I bet you would. You’d be crazy not to!
No other task you do is so blatantly noticeable to everyone else on set. The camera operator sees it through the eyepiece as well as those at video village every take. In post-production, the editor watches subjects go sharp or soft.
But as digital cinema cameras continue to evolve, will pulling focus become an obsolete skill? At what point do the cameras start doing it for you? And if that’s the case, what are you — as a camera assistant — left to do?
Auto Focus and Focus in Post: The Future?
Though I appropriately touched on this subject last week, I felt compelled to return to it when I was tweeted yesterday about someone upset the new Canon C300 camera didn’t have auto-focus. It occurred to me, at that point, that auto-focus for high-end cameras is likely inevitable given the cheapening of those tools and the democratization of them.
It was also a natural reaction to be taken aback at the announcement of Lytro’s digital camera, which allows you to focus after a picture is taken on a computer.
“How long until this is capable in video?” I thought to myself, “What happens then?”
And so the existence of the camera assistant is brought into question: “If you don’t need to pull focus, why do you need focus pullers?”

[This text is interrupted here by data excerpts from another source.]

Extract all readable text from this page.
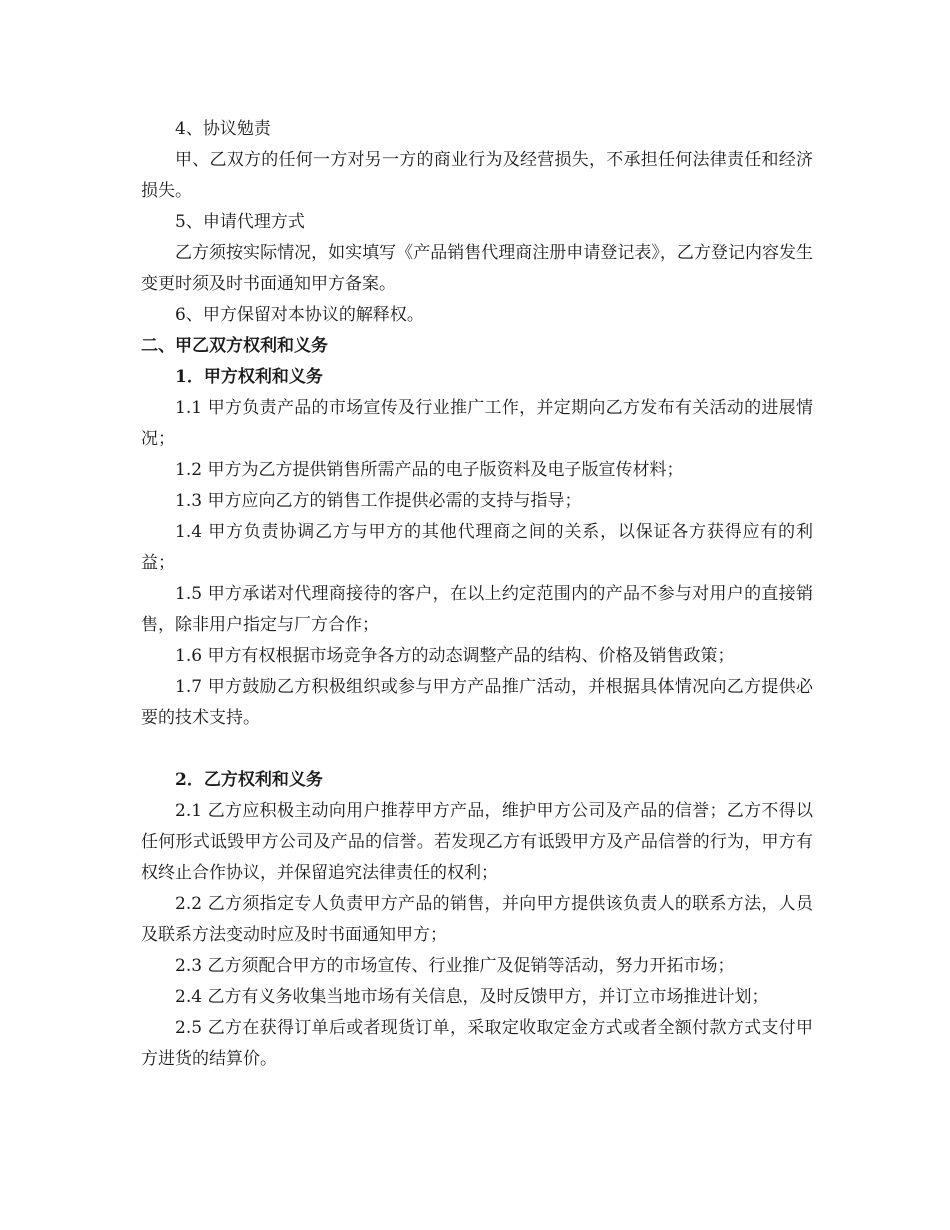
4、协议勉责

甲、乙双方的任何一方对另一方的商业行为及经营损失，不承担任何法律责任和经济损失。

5、申请代理方式

乙方须按实际情况，如实填写《产品销售代理商注册申请登记表》，乙方登记内容发生变更时须及时书面通知甲方备案。

6、甲方保留对本协议的解释权。

二、甲乙双方权利和义务

1．甲方权利和义务

1.1 甲方负责产品的市场宣传及行业推广工作，并定期向乙方发布有关活动的进展情况；

1.2 甲方为乙方提供销售所需产品的电子版资料及电子版宣传材料；

1.3 甲方应向乙方的销售工作提供必需的支持与指导；

1.4 甲方负责协调乙方与甲方的其他代理商之间的关系，以保证各方获得应有的利益；

1.5 甲方承诺对代理商接待的客户，在以上约定范围内的产品不参与对用户的直接销售，除非用户指定与厂方合作；

1.6 甲方有权根据市场竞争各方的动态调整产品的结构、价格及销售政策；

1.7 甲方鼓励乙方积极组织或参与甲方产品推广活动，并根据具体情况向乙方提供必要的技术支持。

2．乙方权利和义务

2.1 乙方应积极主动向用户推荐甲方产品，维护甲方公司及产品的信誉；乙方不得以任何形式诋毁甲方公司及产品的信誉。若发现乙方有诋毁甲方及产品信誉的行为，甲方有权终止合作协议，并保留追究法律责任的权利；

2.2 乙方须指定专人负责甲方产品的销售，并向甲方提供该负责人的联系方法，人员及联系方法变动时应及时书面通知甲方；

2.3 乙方须配合甲方的市场宣传、行业推广及促销等活动，努力开拓市场；

2.4 乙方有义务收集当地市场有关信息，及时反馈甲方，并订立市场推进计划；

2.5 乙方在获得订单后或者现货订单，采取定收取定金方式或者全额付款方式支付甲方进货的结算价。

Simple: focus pullers and camera assistants do infinitely more than just turn a knob on the side of the camera to keep subjects crisp and clear.
As a camera assistant, your responsibilities extend way beyond your ability to pull focus — you live and breathe cameras.
While we try to stay quiet about it, we also organize and prep all the camera equipment, establish and watch over an efficient workflow, and keep the director of photography (DP) from having to lug equipment so their efforts are devoted to creative challenges like lighting and composition.
The Need for Camera Assistants
I don’t know if or when cinema cameras will all have auto-focus or focus-in-post like the Lytro cameras, but I do know that there is always going to be a need for somebody to watch over those cameras and maintain the high-end technology a production pours thousands of dollars into.
There’s always going to be a place for a camera assistant-like crew member who not only can operate a camera, but understand it enough to troubleshoot through technical issues.
When nobody else knows how to get the auto-focus to work or to calibrate the focus-in-post feature of our future cameras, it will be the camera assistant who saves all their asses.
Sure, the responsibilities of the job may morph over time, but the true spirit of what we do — run the camera department — is going to survive no matter what form the camera and its crew members take.
Not every production is going to appreciate this. At a certain budget, ACs become a commodity. We’ve already seen this in the current state of the industry. And just like those productions today that choose not to hire an AC, they will be a bit more cumbersome with their camera.
That’s fine. That’s OK. I’m not worried.
I’m not worried about the future of the camera assistant because I realize we offer so much more to a film set than a keen eye for distances.
And if there is anything the best AC’s are good at, it’s being resourceful. So maybe we don’t stand next to the camera during every shot. Maybe we won’t have to pull out a tape measure with ninja-like reflexes.
So we camera assistants will find ourselves somewhere else on set contributing.
As the tools we use for our jobs continue to evolve, we will too and, ultimately, survive the notion that a crew can be without an AC.